A recent decision by the Court of Justice of the European Union will extend the EU General Data Protection Regulation’s automated decision-making restrictions to many present and future use cases of such technologies. While the case at issue concerned the use of automated credit scoring in credit applications, the restrictions may apply to other sectors and organizations using these technologies to generate outputs for a third party’s use in decision-making. In turn, certain EU member states are considering local law amendments to facilitate certain of the data processing activities that may be impacted by the decision.
Since coming into force in May 2018, the EU General Data Protection Regulation (GDPR) and UK GDPR have applied to many automated decision-making processes, artificial intelligence and machine learning (AI/ML), and profiling-related technologies (collectively, ADM). In particular, the EU GDPR and UK GDPR restrict data controllers from making a “decision” that is based “solely” on “automated” processing, including profiling, which produces “legal effects” concerning a data subject or which “significantly” affects them (the ADM restriction).
Until recently, it was understood that the ADM restriction applied to a business that performed a “solely” ADM process and subsequently made a “decision” significantly affecting a data subject.

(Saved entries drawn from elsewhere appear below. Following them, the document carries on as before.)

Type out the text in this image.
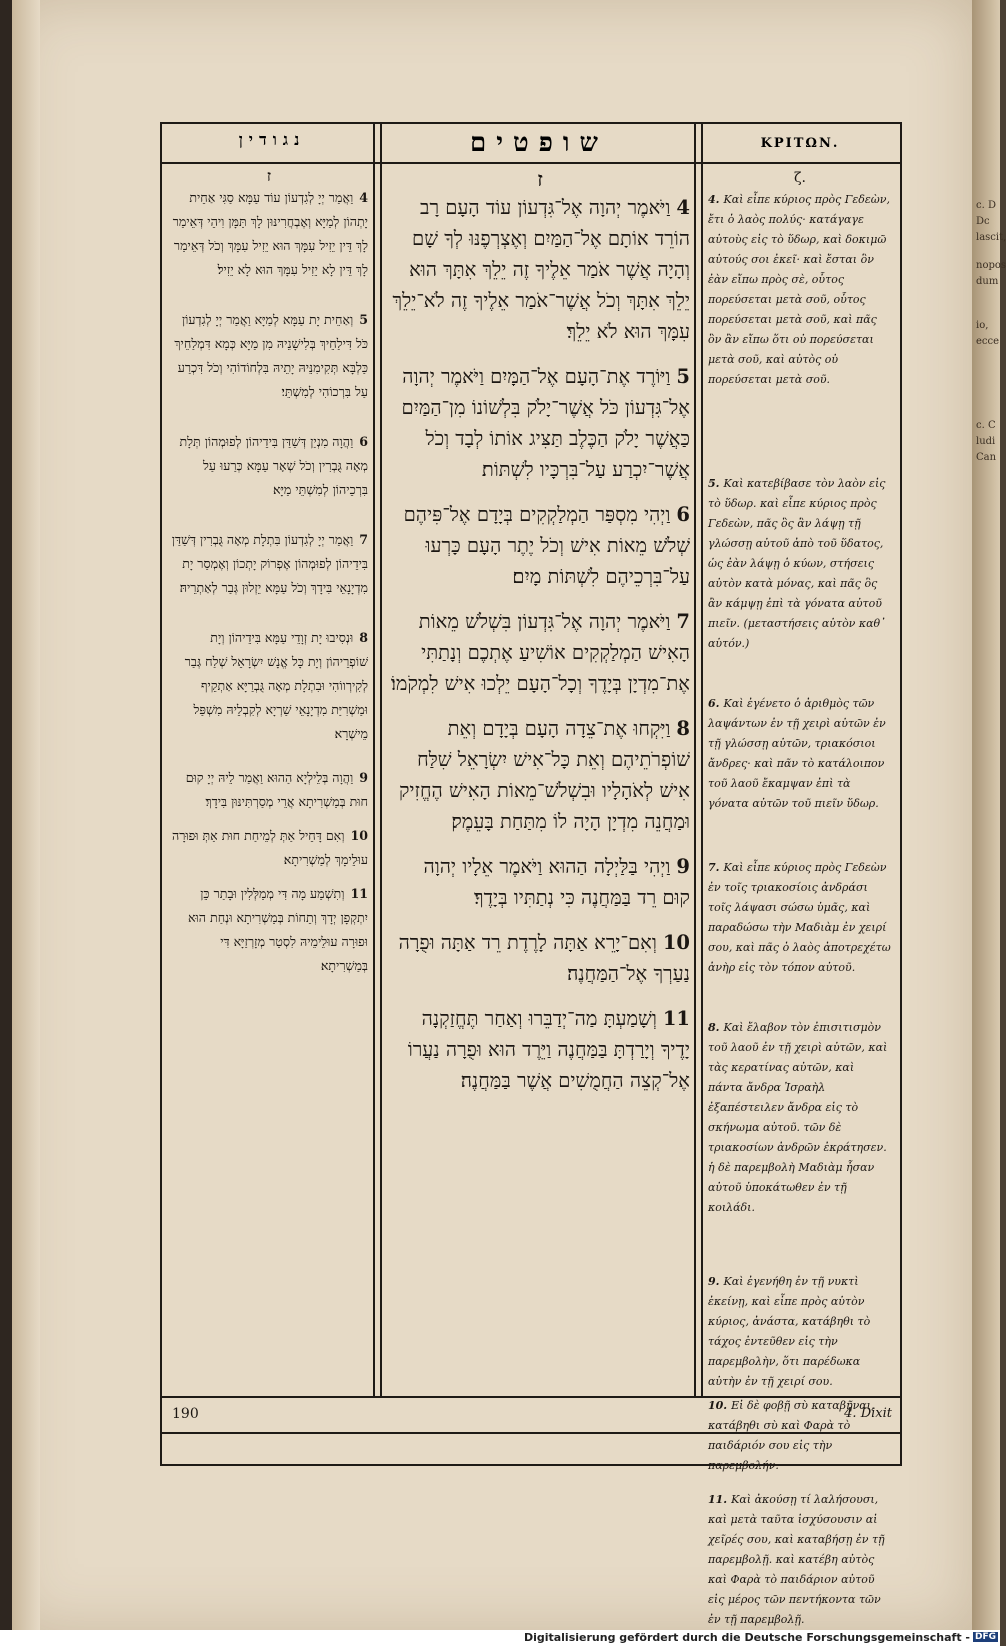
נגודין	שופטים	ΚΡΙΤΩΝ.
ז
4וַאֲמַר יְיָ לְגִדְעוֹן עוֹד עַמָּא סַגִּי אַחֵית יָתְהוֹן לְמַיָּא וְאֶבְחֲרִינּוּן לָךְ תַּמָּן וִיהֵי דְּאֵימַר לָךְ דֵּין יֵזִיל עִמָּךְ הוּא יֵזִיל עִמָּךְ וְכֹל דְּאֵימַר לָךְ דֵּין לָא יֵזִיל עִמָּךְ הוּא לָא יֵזִיל׃
5וְאַחֵית יָת עַמָּא לְמַיָּא וַאֲמַר יְיָ לְגִדְעוֹן כֹּל דִּילַחֵיךְ בְּלִישָׁנֵיהּ מִן מַיָּא כְּמָא דִּמְלַחֵיךְ כַּלְבָּא תְּקִימִנֵּיהּ יָתֵיהּ בִּלְחוֹדוֹהִי וְכֹל דִּכְרַע עַל בִּרְכוֹהִי לְמִשְׁתֵּי׃
6וַהֲוָה מִנְיַן דְּשַׁדַּן בִּידֵיהוֹן לְפוּמְהוֹן תְּלָת מְאָה גֻּבְרִין וְכֹל שְׁאָר עַמָּא כְּרַעוּ עַל בִּרְכֵיהוֹן לְמִשְׁתֵּי מַיָּא׃
7וַאֲמַר יְיָ לְגִדְעוֹן בִּתְלָת מְאָה גֻּבְרִין דְּשַׁדַּן בִּידֵיהוֹן לְפוּמְהוֹן אֶפְרוֹק יָתְכוֹן וְאֶמְסַר יָת מִדְיָנָאֵי בִּידָךְ וְכֹל עַמָּא יֵזְלוּן גְּבַר לְאַתְרֵיהּ׃
8וּנְסִיבוּ יָת זְוָדֵי עַמָּא בִּידֵיהוֹן וְיָת שׁוֹפְרֵיהוֹן וְיָת כָּל אֱנָשׁ יִשְׂרָאֵל שְׁלַח גְּבַר לְקִירְווֹהִי וּבִתְלָת מְאָה גֻּבְרַיָּא אַתְקֵיף וּמַשְׁרִיַּת מִדְיָנָאֵי שַׁרְיָא לְקִבְלֵיהּ מִשְׁפַּל מֵישְׁרָא׃
9וַהֲוָה בְּלֵילְיָא הַהוּא וַאֲמַר לֵיהּ יְיָ קוּם חוּת בְּמַשְׁרִיתָא אֲרֵי מְסַרְתִּינּוּן בִּידָךְ׃
10וְאִם דָּחֵיל אַתְּ לְמֵיחַת חוּת אַתְּ וּפוּרָה עוּלֵימָךְ לְמַשְׁרִיתָא׃
11וְתִשְׁמַע מָה דִּי מְמַלְּלִין וּבָתַר כֵּן יִתְקְפָן יְדָךְ וְתֵחוֹת בְּמַשְׁרִיתָא וּנְחַת הוּא וּפוּרָה עוּלֵימֵיהּ לִסְטַר מְזָרְזַיָּא דִּי בְּמַשְׁרִיתָא׃
ז
4וַיֹּאמֶר יְהוָה אֶל־גִּדְעוֹן עוֹד הָעָם רָב הוֹרֵד אוֹתָם אֶל־הַמַּיִם וְאֶצְרְפֶנּוּ לְךָ שָׁם וְהָיָה אֲשֶׁר אֹמַר אֵלֶיךָ זֶה יֵלֵךְ אִתָּךְ הוּא יֵלֵךְ אִתָּךְ וְכֹל אֲשֶׁר־אֹמַר אֵלֶיךָ זֶה לֹא־יֵלֵךְ עִמָּךְ הוּא לֹא יֵלֵךְ׃
5וַיּוֹרֶד אֶת־הָעָם אֶל־הַמָּיִם וַיֹּאמֶר יְהוָה אֶל־גִּדְעוֹן כֹּל אֲשֶׁר־יָלֹק בִּלְשׁוֹנוֹ מִן־הַמַּיִם כַּאֲשֶׁר יָלֹק הַכֶּלֶב תַּצִּיג אוֹתוֹ לְבָד וְכֹל אֲשֶׁר־יִכְרַע עַל־בִּרְכָּיו לִשְׁתּוֹת׃
6וַיְהִי מִסְפַּר הַמְלַקְקִים בְּיָדָם אֶל־פִּיהֶם שְׁלֹשׁ מֵאוֹת אִישׁ וְכֹל יֶתֶר הָעָם כָּרְעוּ עַל־בִּרְכֵיהֶם לִשְׁתּוֹת מָיִם׃
7וַיֹּאמֶר יְהוָה אֶל־גִּדְעוֹן בִּשְׁלֹשׁ מֵאוֹת הָאִישׁ הַמְלַקְקִים אוֹשִׁיעַ אֶתְכֶם וְנָתַתִּי אֶת־מִדְיָן בְּיָדֶךָ וְכָל־הָעָם יֵלְכוּ אִישׁ לִמְקֹמוֹ׃
8וַיִּקְחוּ אֶת־צֵדָה הָעָם בְּיָדָם וְאֵת שׁוֹפְרֹתֵיהֶם וְאֵת כָּל־אִישׁ יִשְׂרָאֵל שִׁלַּח אִישׁ לְאֹהָלָיו וּבִשְׁלֹשׁ־מֵאוֹת הָאִישׁ הֶחֱזִיק וּמַחֲנֵה מִדְיָן הָיָה לוֹ מִתַּחַת בָּעֵמֶק׃
9וַיְהִי בַּלַּיְלָה הַהוּא וַיֹּאמֶר אֵלָיו יְהוָה קוּם רֵד בַּמַּחֲנֶה כִּי נְתַתִּיו בְּיָדֶךָ׃
10וְאִם־יָרֵא אַתָּה לָרֶדֶת רֵד אַתָּה וּפֻרָה נַעַרְךָ אֶל־הַמַּחֲנֶה׃
11וְשָׁמַעְתָּ מַה־יְדַבֵּרוּ וְאַחַר תֶּחֱזַקְנָה יָדֶיךָ וְיָרַדְתָּ בַּמַּחֲנֶה וַיֵּרֶד הוּא וּפֻרָה נַעֲרוֹ אֶל־קְצֵה הַחֲמֻשִׁים אֲשֶׁר בַּמַּחֲנֶה׃
ζ.
4. Καὶ εἶπε κύριος πρὸς Γεδεὼν, ἔτι ὁ λαὸς πολύς· κατάγαγε αὐτοὺς εἰς τὸ ὕδωρ, καὶ δοκιμῶ αὐτούς σοι ἐκεῖ· καὶ ἔσται ὃν ἐὰν εἴπω πρὸς σὲ, οὗτος πορεύσεται μετὰ σοῦ, οὗτος πορεύσεται μετὰ σοῦ, καὶ πᾶς ὃν ἂν εἴπω ὅτι οὐ πορεύσεται μετὰ σοῦ, καὶ αὐτὸς οὐ πορεύσεται μετὰ σοῦ.
5. Καὶ κατεβίβασε τὸν λαὸν εἰς τὸ ὕδωρ. καὶ εἶπε κύριος πρὸς Γεδεὼν, πᾶς ὃς ἂν λάψῃ τῇ γλώσσῃ αὐτοῦ ἀπὸ τοῦ ὕδατος, ὡς ἐὰν λάψῃ ὁ κύων, στήσεις αὐτὸν κατὰ μόνας, καὶ πᾶς ὃς ἂν κάμψῃ ἐπὶ τὰ γόνατα αὐτοῦ πιεῖν. (μεταστήσεις αὐτὸν καθ᾽ αὑτόν.)
6. Καὶ ἐγένετο ὁ ἀριθμὸς τῶν λαψάντων ἐν τῇ χειρὶ αὐτῶν ἐν τῇ γλώσσῃ αὐτῶν, τριακόσιοι ἄνδρες· καὶ πᾶν τὸ κατάλοιπον τοῦ λαοῦ ἔκαμψαν ἐπὶ τὰ γόνατα αὐτῶν τοῦ πιεῖν ὕδωρ.
7. Καὶ εἶπε κύριος πρὸς Γεδεὼν ἐν τοῖς τριακοσίοις ἀνδράσι τοῖς λάψασι σώσω ὑμᾶς, καὶ παραδώσω τὴν Μαδιὰμ ἐν χειρί σου, καὶ πᾶς ὁ λαὸς ἀποτρεχέτω ἀνὴρ εἰς τὸν τόπον αὐτοῦ.
8. Καὶ ἔλαβον τὸν ἐπισιτισμὸν τοῦ λαοῦ ἐν τῇ χειρὶ αὐτῶν, καὶ τὰς κερατίνας αὐτῶν, καὶ πάντα ἄνδρα Ἰσραὴλ ἐξαπέστειλεν ἄνδρα εἰς τὸ σκήνωμα αὐτοῦ. τῶν δὲ τριακοσίων ἀνδρῶν ἐκράτησεν. ἡ δὲ παρεμβολὴ Μαδιὰμ ἦσαν αὐτοῦ ὑποκάτωθεν ἐν τῇ κοιλάδι.
9. Καὶ ἐγενήθη ἐν τῇ νυκτὶ ἐκείνῃ, καὶ εἶπε πρὸς αὐτὸν κύριος, ἀνάστα, κατάβηθι τὸ τάχος ἐντεῦθεν εἰς τὴν παρεμβολὴν, ὅτι παρέδωκα αὐτὴν ἐν τῇ χειρί σου.
10. Εἰ δὲ φοβῇ σὺ καταβῆναι, κατάβηθι σὺ καὶ Φαρὰ τὸ παιδάριόν σου εἰς τὴν παρεμβολήν.
11. Καὶ ἀκούσῃ τί λαλήσουσι, καὶ μετὰ ταῦτα ἰσχύσουσιν αἱ χεῖρές σου, καὶ καταβήσῃ ἐν τῇ παρεμβολῇ. καὶ κατέβη αὐτὸς καὶ Φαρὰ τὸ παιδάριον αὐτοῦ εἰς μέρος τῶν πεντήκοντα τῶν ἐν τῇ παρεμβολῇ.
190	4. Dixit
c. D
Dc
lascit,
nopos
dum
io,
ecce
c. C
ludi
Can
Digitalisierung gefördert durch die Deutsche Forschungsgemeinschaft - DFG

However, a recent important decision of the EU’s highest court, the Court of Justice of the European Union (CJEU), in the Schufa case [1] expands the EU GDPR’s ADM restriction to many current and future use cases of ADM technologies.
Specifically, the EU GDPR’s ADM restrictions are now potentially engaged where an ADM process is performed by a service provider and another entity relies on the output of that ADM process in arriving at a “decision” that significantly affects a data subject. Therefore, because of the Schufa decision, the EU GDPR (including its ADM restrictions) will potentially apply even when the user of an AI/ML output did not create such AI/ML output.
The EU GDPR and UK GDPR both currently contain the ADM restriction. The ADM restriction, if applicable, can potentially impose a high bar for the lawful use of many ADM technologies subject to the EU GDPR or UK GDPR.
The ADM restriction does not apply in three scenarios, namely where the restricted processing (1) is “necessary” for entering or performing a contract; (2) is authorized by EU, EU member state, or UK law to which the controller is subject and which includes suitable safeguard measures; or (3) has been explicitly consented to by the data subject.
Importantly, however, even if ADM restrictions are not applicable, other EU GDPR and UK GDPR requirements may continue to apply, such as controllers being transparent with data subjects about personal data processing.
In Schufa, the CJEU determined that, for the purposes of the EU GDPR, the creation of a credit score relating to a data subject by a credit reference agency (CRA) constituted a “decision” for the purposes of the ADM restriction. Notably, in its consideration of whether the data subject had been significantly affected by the creation of the score, the CJEU had regard for the subsequent use to which the credit score was put by the downstream third-party lender and the fact that it played a determinative role in the lender’s credit decision.
The CJEU’s decision appears to be focused on ensuring that data subjects obtained, in the court’s view, the full protection of the EU GDPR’s ADM restriction. In turn, the court considered that the CRA’s creation of a credit score (by means of an ADM process) relating to a data subject was not merely a preparatory act that was decoupled from a subsequent credit decision relating to such data subject taken by a retail bank relying heavily on such credit score.
The CJEU’s decision also highlighted that the CRA’s ADM processes are subject to the EU GDPR’s many requirements, not just the ADM restriction. These requirements include controllers being transparent with data subjects about the use of, and consequences arising from, ADM processes.